Life is too short to be bored. Don't spend your time wasting it.

Heaven:

I believe that, if heaven exists, it is not just some grand white ballroom comprised of poofy white clouds and cool, airy nothingness where everyone who has ever died congregates, reunites with their mother, finally meets their great, great grandmother from whom their gargantuan nose MUST have come from (because "it didn't come from my side of the family," used to say their mother), and befriends other deceased inhabitants of the other side, the by and by, upstairs, whatever you want to call it.

Nope. There are no divine white robes and euphoric floating around in my vision of the afterworld.

Heaven must be more personalized, more custom-designed than that!

I believe everyone has their own heaven.

It is a place that represents a time or place in the life of the deceased that brought them the most happiness, that they hold most dear, that is closest to their heart, that they long for to have or experience again, even if for just a split second.

It could be an old beach house where someone spent every summer of their enchanted youth-- swimming in the ocean, walking on the sand with their loving grandparents by their side.

It could be a 30th birthday party, freshman year in college, a honeymoon, a youth baseball game, a country, a city, a town, a house.

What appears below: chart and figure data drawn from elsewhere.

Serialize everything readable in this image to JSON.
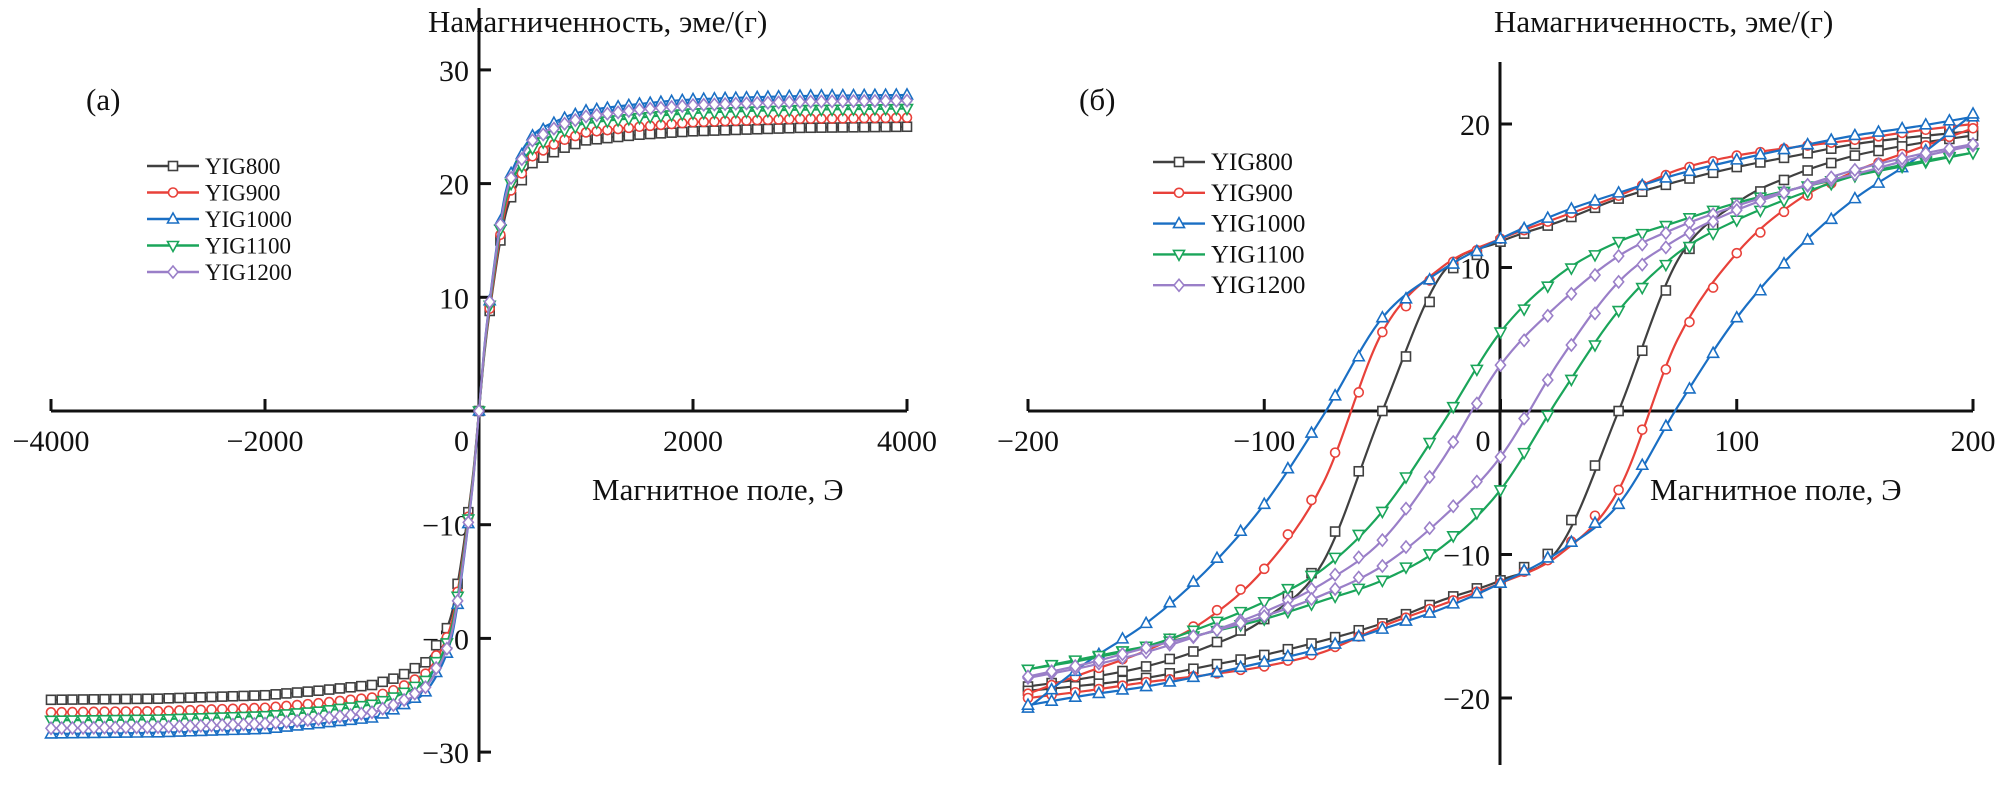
{
  "chart_data": [
    {
      "type": "line",
      "panel_label": "(а)",
      "ylabel": "Намагниченность, эме/(г)",
      "xlabel": "Магнитное поле, Э",
      "xlim": [
        -4000,
        4000
      ],
      "ylim": [
        -30,
        30
      ],
      "xticks": [
        "−4000",
        "−2000",
        "0",
        "2000",
        "4000"
      ],
      "yticks": [
        "30",
        "20",
        "10",
        "−10",
        "−20",
        "−30"
      ],
      "xtick_values": [
        -4000,
        -2000,
        0,
        2000,
        4000
      ],
      "ytick_values": [
        30,
        20,
        10,
        -10,
        -20,
        -30
      ],
      "legend_placement": "upper-left",
      "grid": false,
      "x": [
        -4000,
        -3000,
        -2000,
        -1500,
        -1000,
        -750,
        -500,
        -300,
        -200,
        -100,
        -50,
        0,
        50,
        100,
        200,
        300,
        500,
        750,
        1000,
        1500,
        2000,
        3000,
        4000
      ],
      "series": [
        {
          "name": "YIG800",
          "color": "#404040",
          "marker": "square",
          "values": [
            -25.4,
            -25.3,
            -25.0,
            -24.6,
            -24.1,
            -23.4,
            -22.1,
            -19.1,
            -15.2,
            -8.9,
            -5.1,
            0,
            5.0,
            8.8,
            15.0,
            18.8,
            21.8,
            23.0,
            23.8,
            24.3,
            24.6,
            24.9,
            25.0
          ]
        },
        {
          "name": "YIG900",
          "color": "#e8413a",
          "marker": "circle",
          "values": [
            -26.5,
            -26.4,
            -26.1,
            -25.7,
            -25.2,
            -24.4,
            -23.1,
            -19.9,
            -15.9,
            -9.3,
            -5.3,
            0,
            5.2,
            9.0,
            15.5,
            19.4,
            22.4,
            23.7,
            24.5,
            25.0,
            25.4,
            25.7,
            25.8
          ]
        },
        {
          "name": "YIG1000",
          "color": "#1a6fc4",
          "marker": "triangle-up",
          "values": [
            -28.4,
            -28.3,
            -28.0,
            -27.5,
            -27.0,
            -26.1,
            -24.7,
            -21.3,
            -17.0,
            -9.9,
            -5.7,
            0,
            5.6,
            9.7,
            16.7,
            20.9,
            24.2,
            25.6,
            26.4,
            27.0,
            27.4,
            27.7,
            27.8
          ]
        },
        {
          "name": "YIG1100",
          "color": "#1aa55a",
          "marker": "triangle-down",
          "values": [
            -27.2,
            -27.1,
            -26.8,
            -26.4,
            -25.8,
            -25.0,
            -23.7,
            -20.4,
            -16.3,
            -9.5,
            -5.4,
            0,
            5.3,
            9.3,
            16.0,
            20.0,
            23.1,
            24.5,
            25.3,
            25.8,
            26.2,
            26.5,
            26.6
          ]
        },
        {
          "name": "YIG1200",
          "color": "#9a7fc8",
          "marker": "diamond",
          "values": [
            -27.9,
            -27.8,
            -27.5,
            -27.1,
            -26.5,
            -25.7,
            -24.3,
            -20.9,
            -16.7,
            -9.8,
            -5.6,
            0,
            5.5,
            9.6,
            16.4,
            20.5,
            23.8,
            25.1,
            25.9,
            26.5,
            26.9,
            27.2,
            27.3
          ]
        }
      ]
    },
    {
      "type": "line",
      "panel_label": "(б)",
      "ylabel": "Намагниченность, эме/(г)",
      "xlabel": "Магнитное поле, Э",
      "xlim": [
        -200,
        200
      ],
      "ylim": [
        -25,
        25
      ],
      "xticks": [
        "−200",
        "−100",
        "0",
        "100",
        "200"
      ],
      "yticks": [
        "20",
        "10",
        "−10",
        "−20"
      ],
      "xtick_values": [
        -200,
        -100,
        0,
        100,
        200
      ],
      "ytick_values": [
        20,
        10,
        -10,
        -20
      ],
      "legend_placement": "upper-left",
      "grid": false,
      "x": [
        -200,
        -175,
        -150,
        -125,
        -100,
        -75,
        -50,
        -25,
        0,
        25,
        50,
        75,
        100,
        125,
        150,
        175,
        200
      ],
      "series": [
        {
          "name": "YIG800",
          "color": "#404040",
          "marker": "square",
          "descending": [
            -19.2,
            -18.6,
            -17.8,
            -16.5,
            -14.5,
            -10.5,
            0,
            9.5,
            11.8,
            13.2,
            14.8,
            16.0,
            17.0,
            17.8,
            18.6,
            19.1,
            19.5
          ],
          "ascending": [
            -19.5,
            -19.1,
            -18.6,
            -17.8,
            -17.0,
            -16.0,
            -14.8,
            -13.2,
            -11.8,
            -9.5,
            0,
            10.5,
            14.5,
            16.5,
            17.8,
            18.6,
            19.2
          ]
        },
        {
          "name": "YIG900",
          "color": "#e8413a",
          "marker": "circle",
          "descending": [
            -19.7,
            -18.2,
            -16.7,
            -14.6,
            -11.0,
            -5.0,
            5.5,
            10.0,
            12.0,
            13.5,
            15.0,
            16.8,
            17.8,
            18.4,
            18.9,
            19.5,
            20.0
          ],
          "ascending": [
            -20.0,
            -19.5,
            -18.9,
            -18.4,
            -17.8,
            -16.8,
            -15.0,
            -13.5,
            -12.0,
            -10.0,
            -5.5,
            5.0,
            11.0,
            14.6,
            16.7,
            18.2,
            19.7
          ]
        },
        {
          "name": "YIG1000",
          "color": "#1a6fc4",
          "marker": "triangle-up",
          "descending": [
            -20.7,
            -17.5,
            -14.8,
            -11.2,
            -6.5,
            -0.3,
            6.5,
            9.8,
            12.0,
            13.8,
            15.2,
            16.5,
            17.5,
            18.4,
            19.2,
            19.8,
            20.5
          ],
          "ascending": [
            -20.5,
            -19.8,
            -19.2,
            -18.4,
            -17.5,
            -16.5,
            -15.2,
            -13.8,
            -12.0,
            -9.8,
            -6.5,
            0.3,
            6.5,
            11.2,
            14.8,
            17.5,
            20.7
          ]
        },
        {
          "name": "YIG1100",
          "color": "#1aa55a",
          "marker": "triangle-down",
          "descending": [
            -18.0,
            -17.3,
            -16.4,
            -15.0,
            -13.3,
            -11.0,
            -7.0,
            -1.0,
            5.5,
            9.5,
            11.8,
            13.2,
            14.5,
            15.5,
            16.4,
            17.2,
            18.0
          ],
          "ascending": [
            -18.0,
            -17.2,
            -16.4,
            -15.5,
            -14.5,
            -13.2,
            -11.8,
            -9.5,
            -5.5,
            1.0,
            7.0,
            11.0,
            13.3,
            15.0,
            16.4,
            17.3,
            18.0
          ]
        },
        {
          "name": "YIG1200",
          "color": "#9a7fc8",
          "marker": "diamond",
          "descending": [
            -18.6,
            -17.8,
            -16.8,
            -15.5,
            -14.0,
            -12.0,
            -9.0,
            -3.5,
            3.2,
            7.5,
            10.8,
            12.8,
            14.3,
            15.5,
            16.5,
            17.6,
            18.5
          ],
          "ascending": [
            -18.5,
            -17.6,
            -16.5,
            -15.5,
            -14.3,
            -12.8,
            -10.8,
            -7.5,
            -3.2,
            3.5,
            9.0,
            12.0,
            14.0,
            15.5,
            16.8,
            17.8,
            18.6
          ]
        }
      ]
    }
  ]
}
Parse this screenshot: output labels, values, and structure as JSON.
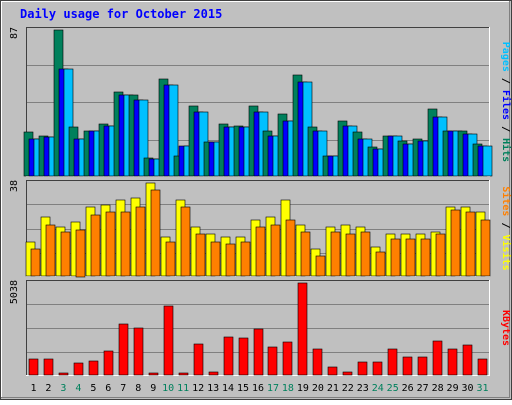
{
  "chart_data": {
    "type": "bar",
    "title": "Daily usage for October 2015",
    "categories": [
      "1",
      "2",
      "3",
      "4",
      "5",
      "6",
      "7",
      "8",
      "9",
      "10",
      "11",
      "12",
      "13",
      "14",
      "15",
      "16",
      "17",
      "18",
      "19",
      "20",
      "21",
      "22",
      "23",
      "24",
      "25",
      "26",
      "27",
      "28",
      "29",
      "30",
      "31"
    ],
    "weekend_days": [
      "3",
      "4",
      "10",
      "11",
      "17",
      "18",
      "24",
      "25",
      "31"
    ],
    "panels": [
      {
        "id": "hits",
        "max_label": "87",
        "ylim": [
          0,
          87
        ],
        "axis_title_parts": [
          "Pages",
          "Files",
          "Hits"
        ],
        "series": [
          {
            "name": "Hits",
            "color": "#00805c",
            "values": [
              26,
              24,
              87,
              29,
              27,
              31,
              50,
              48,
              11,
              58,
              12,
              42,
              20,
              31,
              30,
              42,
              27,
              37,
              60,
              29,
              12,
              33,
              26,
              17,
              24,
              21,
              22,
              40,
              27,
              27,
              19
            ]
          },
          {
            "name": "Files",
            "color": "#0000ff",
            "values": [
              22,
              23,
              64,
              22,
              27,
              30,
              48,
              45,
              10,
              54,
              18,
              38,
              20,
              29,
              29,
              38,
              24,
              33,
              56,
              27,
              12,
              30,
              22,
              16,
              24,
              19,
              21,
              35,
              27,
              25,
              18
            ]
          },
          {
            "name": "Pages",
            "color": "#00c0ff",
            "values": [
              22,
              23,
              64,
              22,
              27,
              30,
              48,
              45,
              10,
              54,
              18,
              38,
              20,
              29,
              29,
              38,
              24,
              33,
              56,
              27,
              12,
              30,
              22,
              16,
              24,
              19,
              21,
              35,
              27,
              25,
              18
            ]
          }
        ]
      },
      {
        "id": "visits",
        "max_label": "38",
        "ylim": [
          0,
          38
        ],
        "axis_title_parts": [
          "Sites",
          "Visits"
        ],
        "series": [
          {
            "name": "Visits",
            "color": "#ffff00",
            "values": [
              14,
              24,
              20,
              22,
              28,
              29,
              31,
              32,
              38,
              16,
              31,
              20,
              17,
              16,
              16,
              23,
              24,
              31,
              21,
              11,
              20,
              21,
              20,
              12,
              17,
              17,
              17,
              18,
              28,
              28,
              26
            ]
          },
          {
            "name": "Sites",
            "color": "#ff8000",
            "values": [
              11,
              21,
              18,
              19,
              25,
              26,
              26,
              28,
              35,
              14,
              28,
              17,
              14,
              13,
              14,
              20,
              21,
              23,
              18,
              8,
              18,
              17,
              18,
              10,
              15,
              15,
              15,
              17,
              27,
              26,
              23
            ]
          }
        ]
      },
      {
        "id": "kbytes",
        "max_label": "5038",
        "ylim": [
          0,
          5038
        ],
        "axis_title_parts": [
          "KBytes"
        ],
        "series": [
          {
            "name": "KBytes",
            "color": "#ff0000",
            "values": [
              850,
              900,
              100,
              650,
              750,
              1300,
              2800,
              2600,
              100,
              3800,
              100,
              1700,
              150,
              2100,
              2000,
              2500,
              1550,
              1800,
              5038,
              1450,
              450,
              150,
              700,
              700,
              1450,
              1000,
              1000,
              1850,
              1400,
              1650,
              900
            ]
          }
        ]
      }
    ],
    "grid": true,
    "colors": {
      "background": "#c0c0c0",
      "title": "#0000ff",
      "weekend_label": "#00805c",
      "weekday_label": "#000000"
    }
  }
}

Catch my drift?

Absurd Amounts of Food:

I had a great gig last night.
The band and I did our first set and took a break.

During our extended break, the multi-talented club owner/chef brought out an inordinate amount of food for us to feast on. It was nothing less than an exquisite buffet fit for a Roman Empress.

It would take a whole lot of time to list all the food my favorite new club owner so kindly served us.

All I can say is that, well, it was just like heaven.